Data pubblicazione: 18-04-2019
 
Nome della vittima:  Luca Rainieri
Data dell'accaduto: 24/04/2006
Luogo di morte: Ischia (NA)
Anni: 34
Movente omicidio: lite
 
Breve storia dell'accaduto:
 
Luca Rainieri si reca alla discoteca il «Valentino», uno dei locali più frequentati di Ischia Porto. Prima di entrare nel locale dice qualcosa ad una ragazza e lei non gradisce. Il buttafuori decide che Rainieri non deve entrare. Luca allontanandosi fa un po' il gradasso con uno dei buttafuori, un certo Luigi Pariota, 39 anni, un ex poliziotto cacciato dall'arma per questioni legate alla droga.
 
Pariota secondo l'accusa avrebbe invitato due amici presenti in discoteca a dare una lezione a Rainieri: Alberto De Cristofaro, 22 anni, titolare di un altro notissimo locale della zona, l'«Harem», e Salvatore Colella, 24 anni, figlio di un altrettanto noto commerciante di abbigliamento di Napoli, con negozi anche a Ischia. Questi rintracciano Luca in un bar, lo inseguono mentre cerca rifugio a casa del cugino, lo percuotono e poi lo ammazzano lanciandolo nel vuoto. Segue un'indagine delicata e complessa, che induce i carabinieri e il pubblico ministero Clelia Mancuso ad interrogare non solo i due fermati, ma anche coloro che assistettero all'omicidio. Alla fine il pubblico ministero decide di fermare anche il buttafuori, Luigi Pariota, coordinatore della sicurezza nel locale, che secondo gli investigatori altri non era che il mandante. 
 
Con la richiesta di rinvio a giudizio, De Cristofaro e Colella sono giudicati con rito abbreviato e  condannati rispettivamente a 9 e 10 anni di reclusione e il Pariota, giudicato con il rito ordinario dinanzi alla Corte di Assise, viene condannato a 18 anni di reclusione. Le testimonianze dei colleghi di Pariota sono tutte volte a scagionarlo, ma queste dichiarazioni vengono definite mendaci dalla Corte, che dispone la trasmissione degli atti alla Procura della Repubblica, ritenendo, in motivazione, che vi fossero gli estremi del favoreggiamento. Il processo si conclude con l'assoluzione di tutti i testimoni perché il fatto non sussiste. 

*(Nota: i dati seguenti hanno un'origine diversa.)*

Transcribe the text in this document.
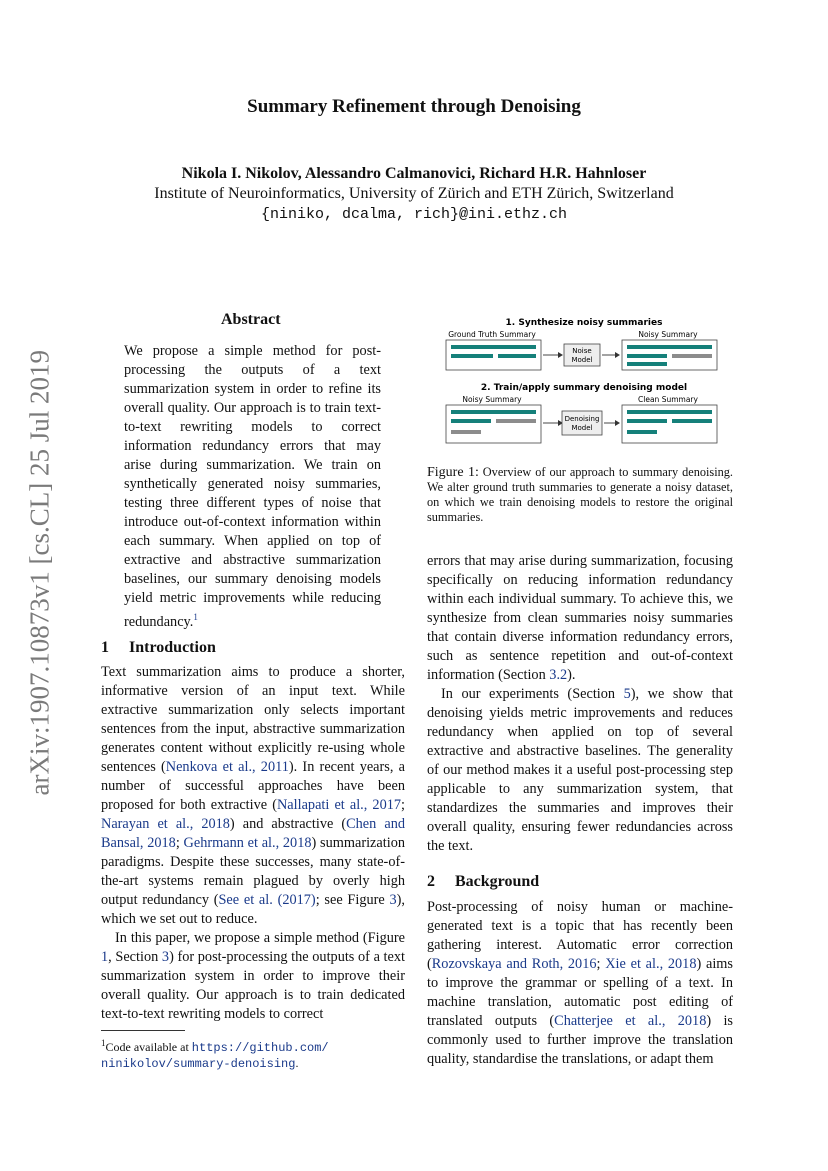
arXiv:1907.10873v1 [cs.CL] 25 Jul 2019
Summary Refinement through Denoising
Nikola I. Nikolov, Alessandro Calmanovici, Richard H.R. Hahnloser
Institute of Neuroinformatics, University of Zürich and ETH Zürich, Switzerland
{niniko, dcalma, rich}@ini.ethz.ch
Abstract
We propose a simple method for post-processing the outputs of a text summarization system in order to refine its overall quality. Our approach is to train text-to-text rewriting models to correct information redundancy errors that may arise during summarization. We train on synthetically generated noisy summaries, testing three different types of noise that introduce out-of-context information within each summary. When applied on top of extractive and abstractive summarization baselines, our summary denoising models yield metric improvements while reducing redundancy.$^1$
1 Introduction

Text summarization aims to produce a shorter, informative version of an input text. While extractive summarization only selects important sentences from the input, abstractive summarization generates content without explicitly re-using whole sentences (Nenkova et al., 2011). In recent years, a number of successful approaches have been proposed for both extractive (Nallapati et al., 2017; Narayan et al., 2018) and abstractive (Chen and Bansal, 2018; Gehrmann et al., 2018) summarization paradigms. Despite these successes, many state-of-the-art systems remain plagued by overly high output redundancy (See et al. (2017); see Figure 3), which we set out to reduce.

In this paper, we propose a simple method (Figure 1, Section 3) for post-processing the outputs of a text summarization system in order to improve their overall quality. Our approach is to train dedicated text-to-text rewriting models to correct

$^1$Code available at https://github.com/ ninikolov/summary-denoising.
1. Synthesize noisy summaries
Ground Truth Summary	Noisy Summary
Noise
Model
2. Train/apply summary denoising model
Noisy Summary	Clean Summary
Denoising
Model
Figure 1: Overview of our approach to summary denoising. We alter ground truth summaries to generate a noisy dataset, on which we train denoising models to restore the original summaries.

errors that may arise during summarization, focusing specifically on reducing information redundancy within each individual summary. To achieve this, we synthesize from clean summaries noisy summaries that contain diverse information redundancy errors, such as sentence repetition and out-of-context information (Section 3.2).

In our experiments (Section 5), we show that denoising yields metric improvements and reduces redundancy when applied on top of several extractive and abstractive baselines. The generality of our method makes it a useful post-processing step applicable to any summarization system, that standardizes the summaries and improves their overall quality, ensuring fewer redundancies across the text.

2 Background

Post-processing of noisy human or machine-generated text is a topic that has recently been gathering interest. Automatic error correction (Rozovskaya and Roth, 2016; Xie et al., 2018) aims to improve the grammar or spelling of a text. In machine translation, automatic post editing of translated outputs (Chatterjee et al., 2018) is commonly used to further improve the translation quality, standardise the translations, or adapt them
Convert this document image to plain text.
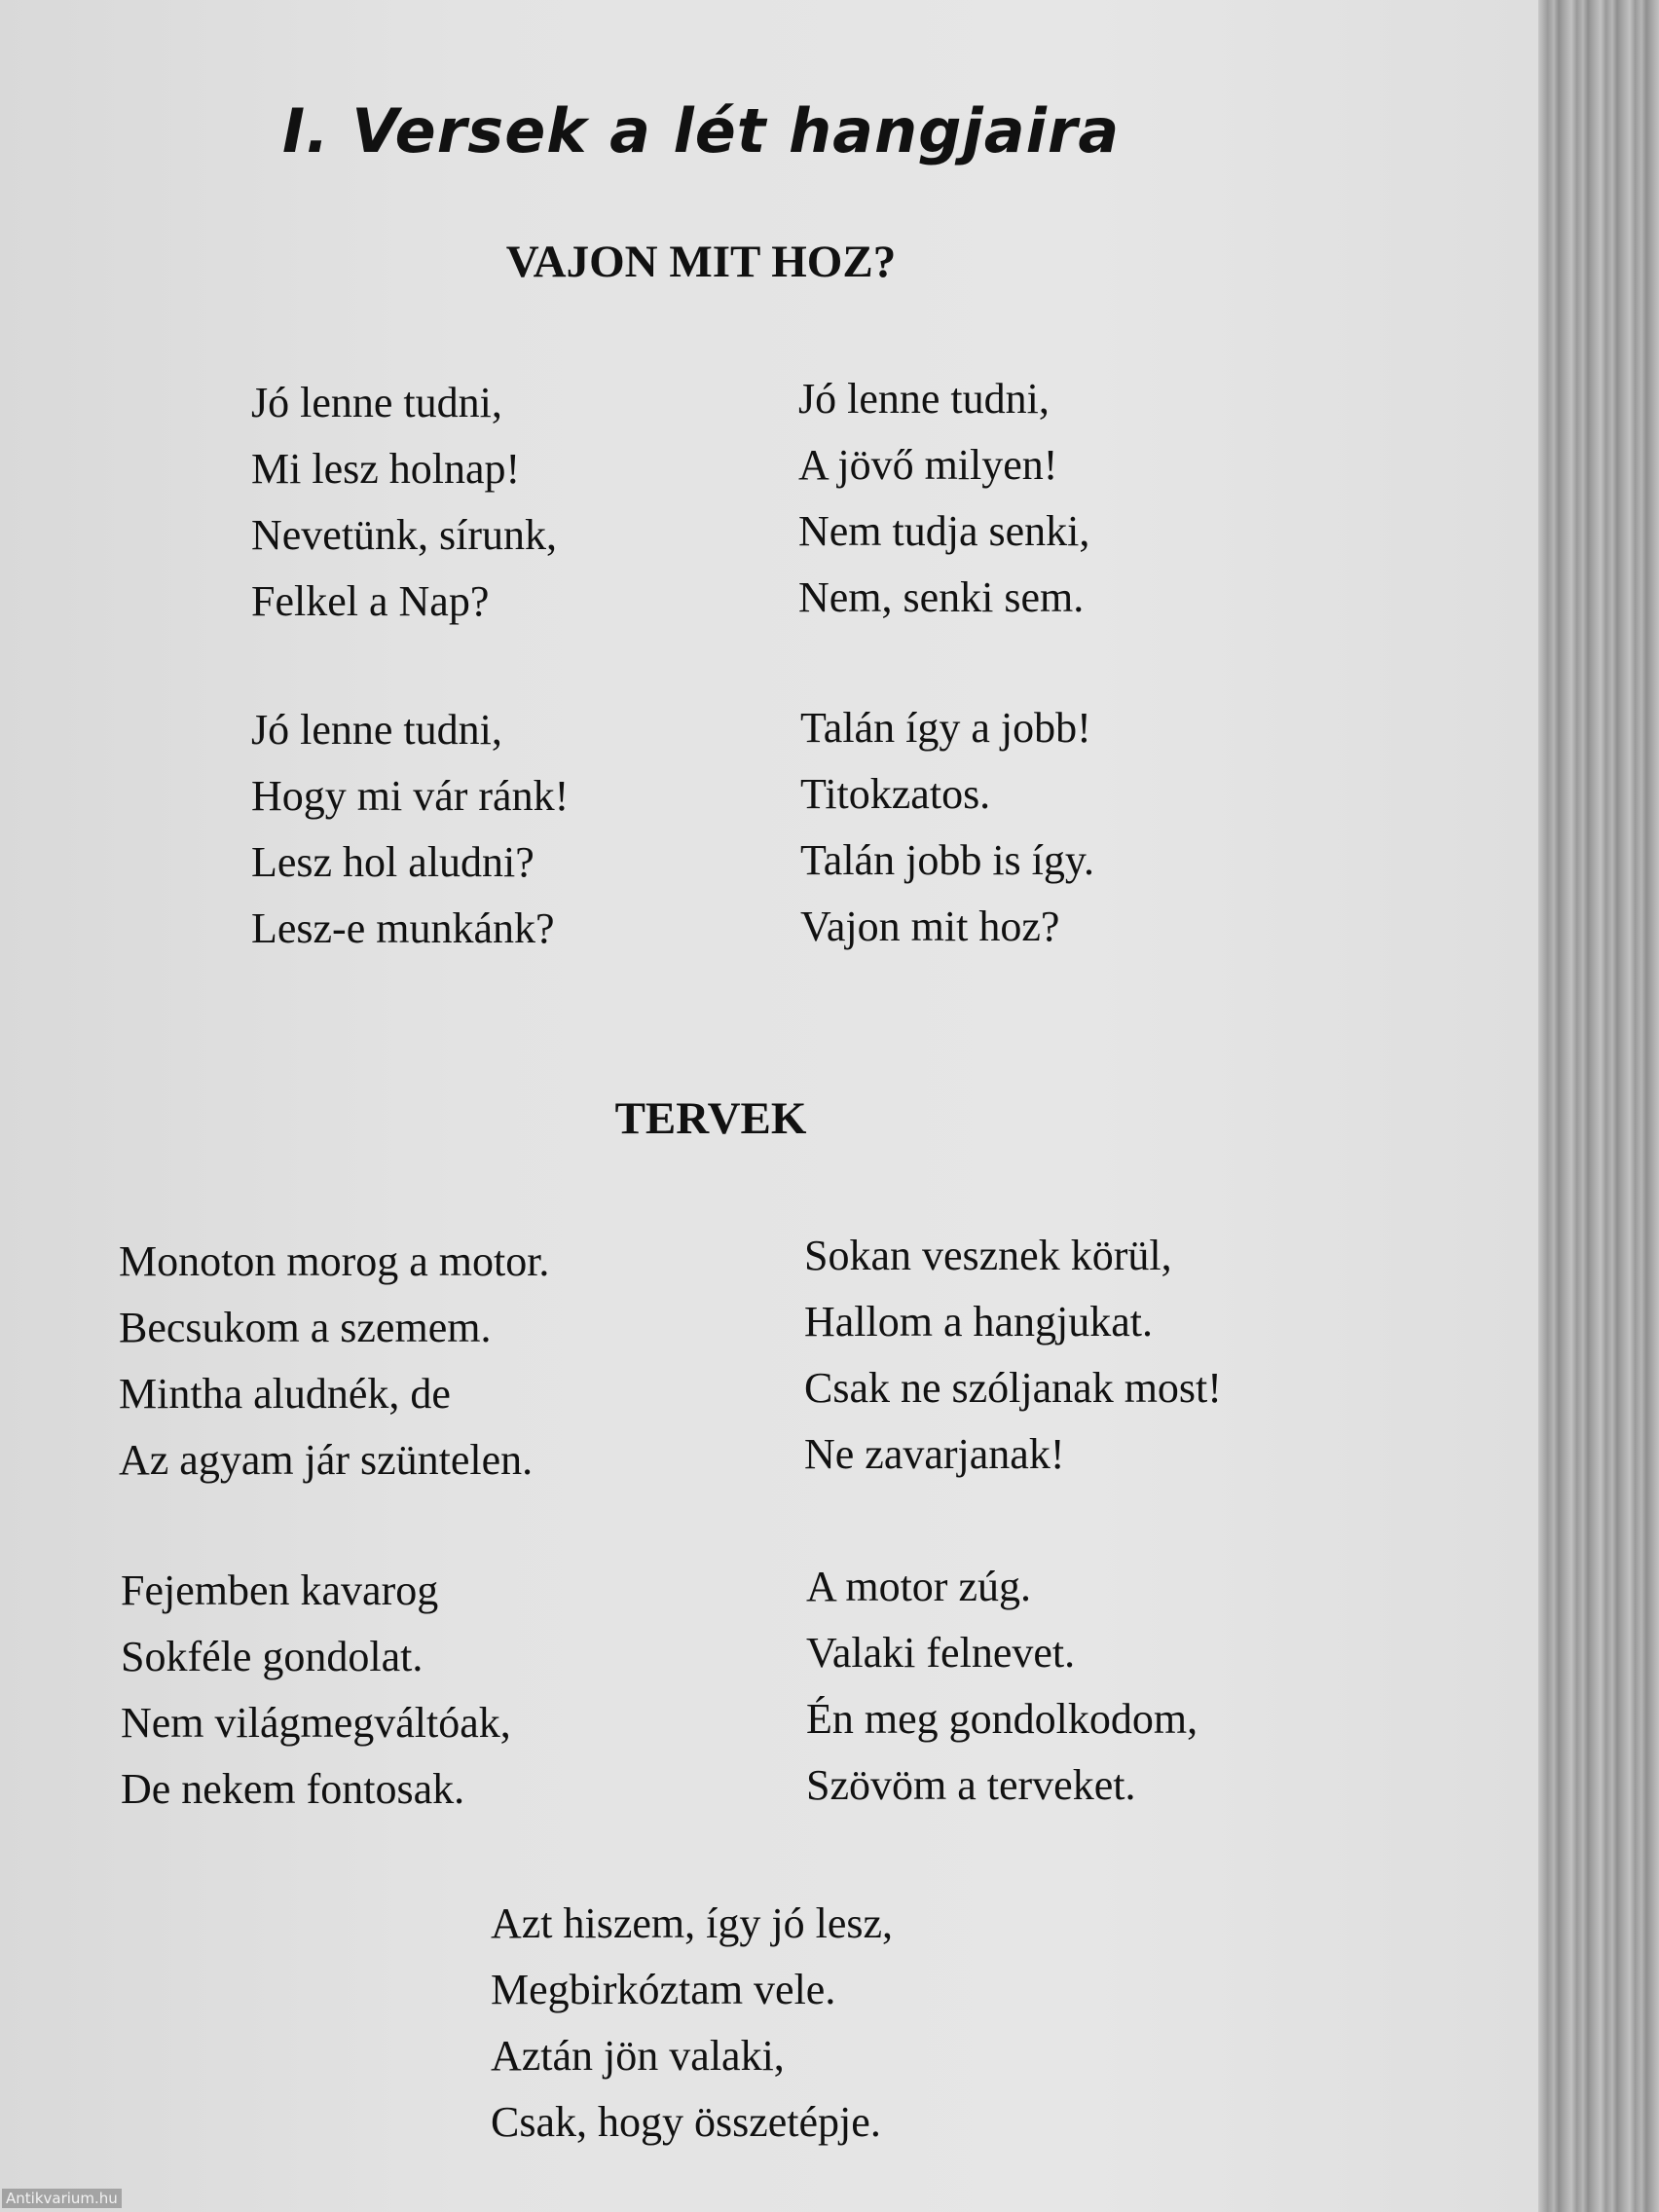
I. Versek a lét hangjaira
VAJON MIT HOZ?
Jó lenne tudni,
Mi lesz holnap!
Nevetünk, sírunk,
Felkel a Nap?
Jó lenne tudni,
A jövő milyen!
Nem tudja senki,
Nem, senki sem.
Jó lenne tudni,
Hogy mi vár ránk!
Lesz hol aludni?
Lesz-e munkánk?
Talán így a jobb!
Titokzatos.
Talán jobb is így.
Vajon mit hoz?
TERVEK
Monoton morog a motor.
Becsukom a szemem.
Mintha aludnék, de
Az agyam jár szüntelen.
Sokan vesznek körül,
Hallom a hangjukat.
Csak ne szóljanak most!
Ne zavarjanak!
Fejemben kavarog
Sokféle gondolat.
Nem világmegváltóak,
De nekem fontosak.
A motor zúg.
Valaki felnevet.
Én meg gondolkodom,
Szövöm a terveket.
Azt hiszem, így jó lesz,
Megbirkóztam vele.
Aztán jön valaki,
Csak, hogy összetépje.
Antikvarium.hu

In soccorso a tale posizione poi giunge la sentenza della Corte di Assise di Appello che di fatto assolve Luigi Pariota, condannato in primo grado a 18 anni,  per non aver commesso il fatto. Con la conseguente scarcerazione dell'imputato. Sentenza poi impugnata dal procuratore generale e che poi la Suprema Corte nel 2010 annulla per vizi di motivazione, rimettendo nuovamente gli atti a diversa sezione della Corte di Assise di Appello. Processo che non è mai ricominciato, perché nel frattempo una malattia devastante si è portato via il Pariota.
 
I familiari di Luca Ranieri hanno espresso comunque la volontà di proseguire, chiedendo giustizia per il proprio caro.